Mr Smith further submitted that Mr Nygard’s 2012 letter was him calling on the prime minister to “make good” on what he alluded to in his 1992 letter.
Mr Smith also hit out at the “sham” the government conducted via the consultation process it embarked upon concerning Mr Nygard’s $50m reconstruction efforts, which, according to a Tribune Business article in April 2013 that Mr Smith brought to the court’s attention, were for the construction of a stem cell research-focused medical facility at his home.
According to court documents, the government issued a public notice on June 18, 2014 concerning Mr Nygard’s reconstruction plans, however, that public notice was in reference to building permit number 116140, which was for “rebuilding fire damaged structures” at Nygard Cay at an estimated cost of $2,644,400, with a payable fee of $3,325.

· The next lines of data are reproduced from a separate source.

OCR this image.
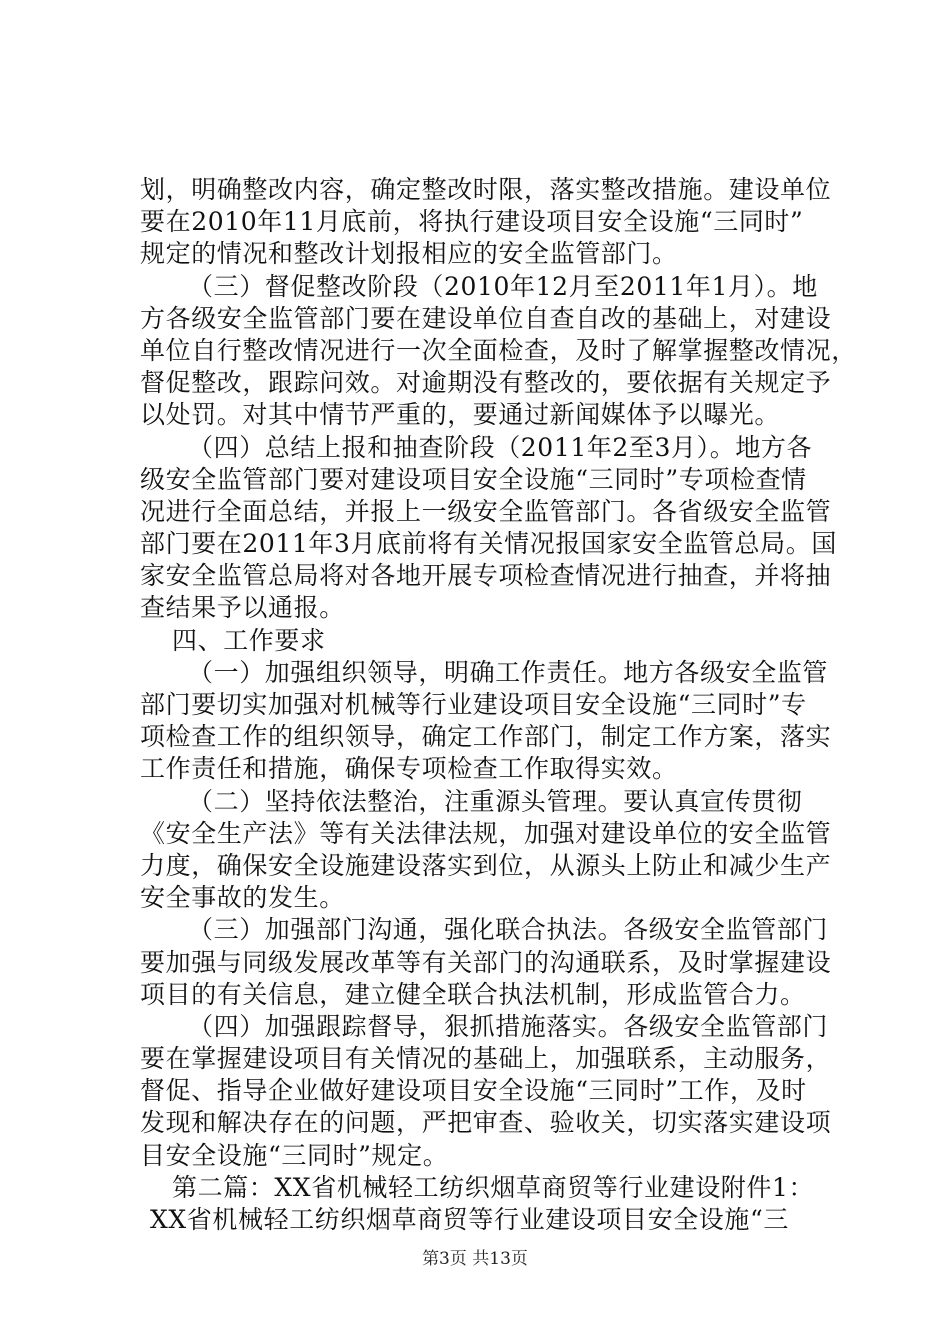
划，明确整改内容，确定整改时限，落实整改措施。建设单位
要在2010年11月底前，将执行建设项目安全设施“三同时”
规定的情况和整改计划报相应的安全监管部门。
（三）督促整改阶段（2010年12月至2011年1月）。地
方各级安全监管部门要在建设单位自查自改的基础上，对建设
单位自行整改情况进行一次全面检查，及时了解掌握整改情况，
督促整改，跟踪问效。对逾期没有整改的，要依据有关规定予
以处罚。对其中情节严重的，要通过新闻媒体予以曝光。
（四）总结上报和抽查阶段（2011年2至3月）。地方各
级安全监管部门要对建设项目安全设施“三同时”专项检查情
况进行全面总结，并报上一级安全监管部门。各省级安全监管
部门要在2011年3月底前将有关情况报国家安全监管总局。国
家安全监管总局将对各地开展专项检查情况进行抽查，并将抽
查结果予以通报。
四、工作要求
（一）加强组织领导，明确工作责任。地方各级安全监管
部门要切实加强对机械等行业建设项目安全设施“三同时”专
项检查工作的组织领导，确定工作部门，制定工作方案，落实
工作责任和措施，确保专项检查工作取得实效。
（二）坚持依法整治，注重源头管理。要认真宣传贯彻
《安全生产法》等有关法律法规，加强对建设单位的安全监管
力度，确保安全设施建设落实到位，从源头上防止和减少生产
安全事故的发生。
（三）加强部门沟通，强化联合执法。各级安全监管部门
要加强与同级发展改革等有关部门的沟通联系，及时掌握建设
项目的有关信息，建立健全联合执法机制，形成监管合力。
（四）加强跟踪督导，狠抓措施落实。各级安全监管部门
要在掌握建设项目有关情况的基础上，加强联系，主动服务，
督促、指导企业做好建设项目安全设施“三同时”工作，及时
发现和解决存在的问题，严把审查、验收关，切实落实建设项
目安全设施“三同时”规定。
第二篇：XX省机械轻工纺织烟草商贸等行业建设附件1：
XX省机械轻工纺织烟草商贸等行业建设项目安全设施“三
第3页 共13页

Meanwhile, a letter dated June 7, 2012 from Joy Jibrilu, then-director of investments, stated how the Bahamas Investment Authority (BIA) would “revert in due course” to Mr Nygard’s request for the installation of berms and a Crown lease of the sea bed contained in his May 14, 2012 letter to Mr Christie concerning his $50m venture.

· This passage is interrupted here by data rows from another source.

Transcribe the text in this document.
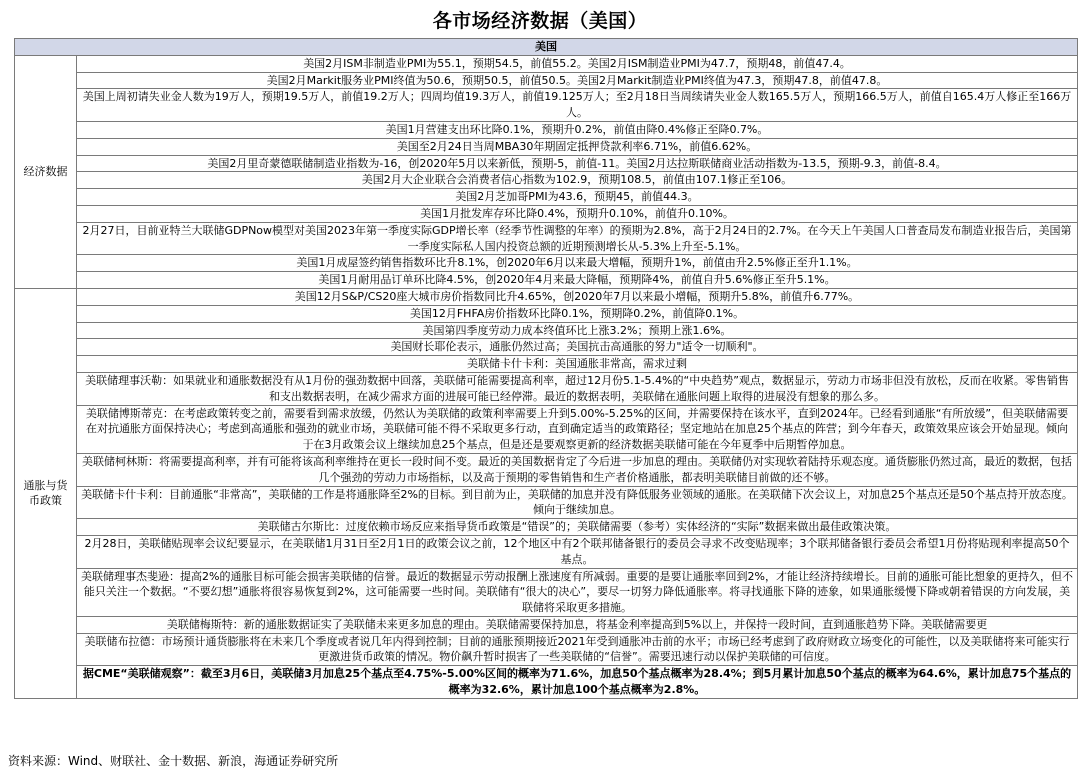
各市场经济数据（美国）
美国	
经济数据	美国2月ISM非制造业PMI为55.1，预期54.5，前值55.2。美国2月ISM制造业PMI为47.7，预期48，前值47.4。
	美国2月Markit服务业PMI终值为50.6，预期50.5，前值50.5。美国2月Markit制造业PMI终值为47.3，预期47.8，前值47.8。
	美国上周初请失业金人数为19万人，预期19.5万人，前值19.2万人；四周均值19.3万人，前值19.125万人；至2月18日当周续请失业金人数165.5万人，预期166.5万人，前值自165.4万人修正至166万人。
	美国1月营建支出环比降0.1%，预期升0.2%，前值由降0.4%修正至降0.7%。
	美国至2月24日当周MBA30年期固定抵押贷款利率6.71%，前值6.62%。
	美国2月里奇蒙德联储制造业指数为-16，创2020年5月以来新低，预期-5，前值-11。美国2月达拉斯联储商业活动指数为-13.5，预期-9.3，前值-8.4。
	美国2月大企业联合会消费者信心指数为102.9，预期108.5，前值由107.1修正至106。
	美国2月芝加哥PMI为43.6，预期45，前值44.3。
	美国1月批发库存环比降0.4%，预期升0.10%，前值升0.10%。
	2月27日，目前亚特兰大联储GDPNow模型对美国2023年第一季度实际GDP增长率（经季节性调整的年率）的预期为2.8%，高于2月24日的2.7%。在今天上午美国人口普查局发布制造业报告后，美国第一季度实际私人国内投资总额的近期预测增长从-5.3%上升至-5.1%。
	美国1月成屋签约销售指数环比升8.1%，创2020年6月以来最大增幅，预期升1%，前值由升2.5%修正至升1.1%。
	美国1月耐用品订单环比降4.5%，创2020年4月来最大降幅，预期降4%，前值自升5.6%修正至升5.1%。
通胀与货币政策	美国12月S&P/CS20座大城市房价指数同比升4.65%，创2020年7月以来最小增幅，预期升5.8%，前值升6.77%。
	美国12月FHFA房价指数环比降0.1%，预期降0.2%，前值降0.1%。
	美国第四季度劳动力成本终值环比上涨3.2%；预期上涨1.6%。
	美国财长耶伦表示，通胀仍然过高；美国抗击高通胀的努力"适令一切顺利"。
	美联储卡什卡利：美国通胀非常高，需求过剩
	美联储理事沃勒：如果就业和通胀数据没有从1月份的强劲数据中回落，美联储可能需要提高利率，超过12月份5.1-5.4%的“中央趋势”观点，数据显示，劳动力市场非但没有放松，反而在收紧。零售销售和支出数据表明，在减少需求方面的进展可能已经停滞。最近的数据表明，美联储在通胀问题上取得的进展没有想象的那么多。
	美联储博斯蒂克：在考虑政策转变之前，需要看到需求放缓，仍然认为美联储的政策利率需要上升到5.00%-5.25%的区间，并需要保持在该水平，直到2024年。已经看到通胀“有所放缓”，但美联储需要在对抗通胀方面保持决心；考虑到高通胀和强劲的就业市场，美联储可能不得不采取更多行动，直到确定适当的政策路径；坚定地站在加息25个基点的阵营；到今年春天，政策效果应该会开始显现。倾向于在3月政策会议上继续加息25个基点，但是还是要观察更新的经济数据美联储可能在今年夏季中后期暂停加息。
	美联储柯林斯：将需要提高利率，并有可能将该高利率维持在更长一段时间不变。最近的美国数据肯定了今后进一步加息的理由。美联储仍对实现软着陆持乐观态度。通货膨胀仍然过高，最近的数据，包括几个强劲的劳动力市场指标，以及高于预期的零售销售和生产者价格通胀，都表明美联储目前做的还不够。
	美联储卡什卡利：目前通胀“非常高”，美联储的工作是将通胀降至2%的目标。到目前为止，美联储的加息并没有降低服务业领域的通胀。在美联储下次会议上，对加息25个基点还是50个基点持开放态度。倾向于继续加息。
	美联储古尔斯比：过度依赖市场反应来指导货币政策是“错误”的；美联储需要（参考）实体经济的“实际”数据来做出最佳政策决策。
	2月28日，美联储贴现率会议纪要显示，在美联储1月31日至2月1日的政策会议之前，12个地区中有2个联邦储备银行的委员会寻求不改变贴现率；3个联邦储备银行委员会希望1月份将贴现利率提高50个基点。
	美联储理事杰斐逊：提高2%的通胀目标可能会损害美联储的信誉。最近的数据显示劳动报酬上涨速度有所减弱。重要的是要让通胀率回到2%，才能让经济持续增长。目前的通胀可能比想象的更持久，但不能只关注一个数据。“不要幻想”通胀将很容易恢复到2%，这可能需要一些时间。美联储有“很大的决心”，要尽一切努力降低通胀率。将寻找通胀下降的迹象，如果通胀缓慢下降或朝着错误的方向发展，美联储将采取更多措施。
	美联储梅斯特：新的通胀数据证实了美联储未来更多加息的理由。美联储需要保持加息，将基金利率提高到5%以上，并保持一段时间，直到通胀趋势下降。美联储需要更
	美联储布拉德：市场预计通货膨胀将在未来几个季度或者说几年内得到控制；目前的通胀预期接近2021年受到通胀冲击前的水平；市场已经考虑到了政府财政立场变化的可能性，以及美联储将来可能实行更激进货币政策的情况。物价飙升暂时损害了一些美联储的“信誉”。需要迅速行动以保护美联储的可信度。
	据CME“美联储观察”：截至3月6日，美联储3月加息25个基点至4.75%-5.00%区间的概率为71.6%，加息50个基点概率为28.4%；到5月累计加息50个基点的概率为64.6%，累计加息75个基点的概率为32.6%，累计加息100个基点概率为2.8%。
资料来源：Wind、财联社、金十数据、新浪，海通证券研究所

That letter by Mrs Jibrilu also noted that the BIA was looking forward to receiving details of the $50m proposal to “enable us to process your request.”
According to a letter to then permanent secretary in the Office of the Prime Minister David Davis on August 28, 2010, Mr Nygard said Monte Carlo International Limited had made an application on his behalf for the reconstruction of his residence that was destroyed by fire on November 1, 2009.

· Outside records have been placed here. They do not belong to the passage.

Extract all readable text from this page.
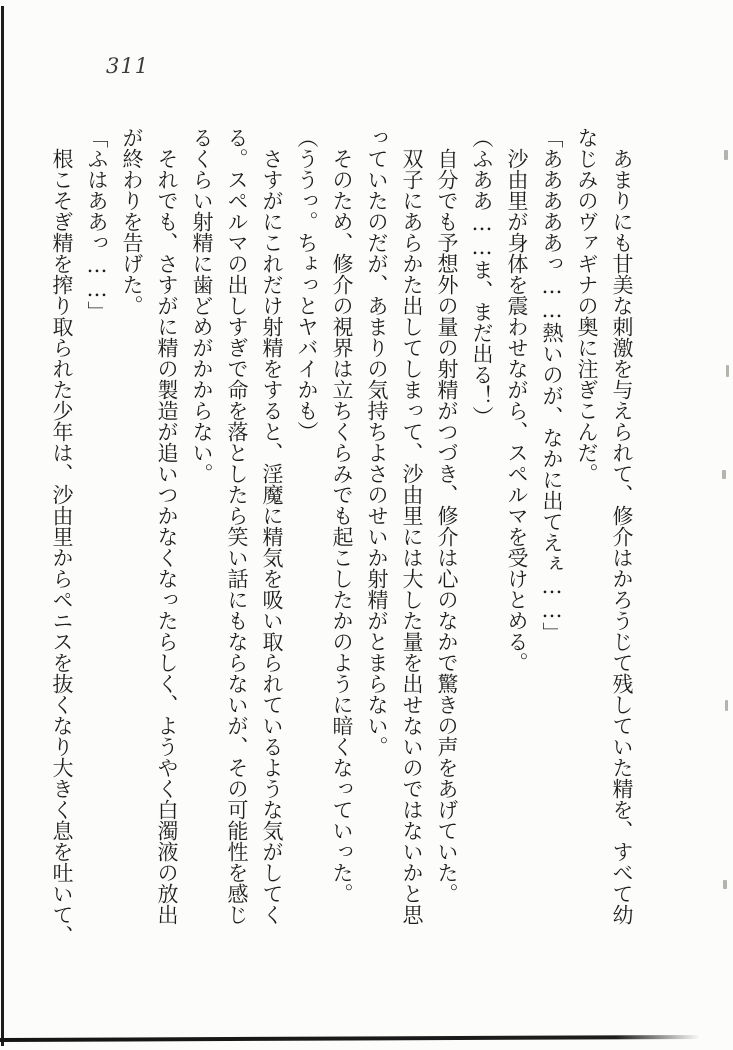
311
　あまりにも甘美な刺激を与えられて、修介はかろうじて残していた精を、すべて幼
なじみのヴァギナの奥に注ぎこんだ。
「あああああっ……熱いのが、なかに出てえぇ……」
　沙由里が身体を震わせながら、スペルマを受けとめる。
（ふああ……ま、まだ出る！）
　自分でも予想外の量の射精がつづき、修介は心のなかで驚きの声をあげていた。
　双子にあらかた出してしまって、沙由里には大した量を出せないのではないかと思
っていたのだが、あまりの気持ちよさのせいか射精がとまらない。
　そのため、修介の視界は立ちくらみでも起こしたかのように暗くなっていった。
（ううっ。ちょっとヤバイかも）
　さすがにこれだけ射精をすると、淫魔に精気を吸い取られているような気がしてく
る。スペルマの出しすぎで命を落としたら笑い話にもならないが、その可能性を感じ
るくらい射精に歯どめがかからない。
　それでも、さすがに精の製造が追いつかなくなったらしく、ようやく白濁液の放出
が終わりを告げた。
「ふはああっ……」
　根こそぎ精を搾り取られた少年は、沙由里からペニスを抜くなり大きく息を吐いて、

However, Mr Smith stated in court that there has been no discovery of an application for the reconstruction of Mr Nygard’s property for $50m.
The aforementioned court documents and consequent submissions by Mr Smith came during court proceedings stemming from Mr Nygard’s ongoing battle with Save The Bays over allegations the construction/development activities at his Lyford Cay home have led to a substantial growth of the property.
The group claims Mr Nygard has almost doubled the size of his property, from 3.25 acres to 6.1 acres, since he acquired it in 1984, by allegedly reclaiming Crown land from the sea.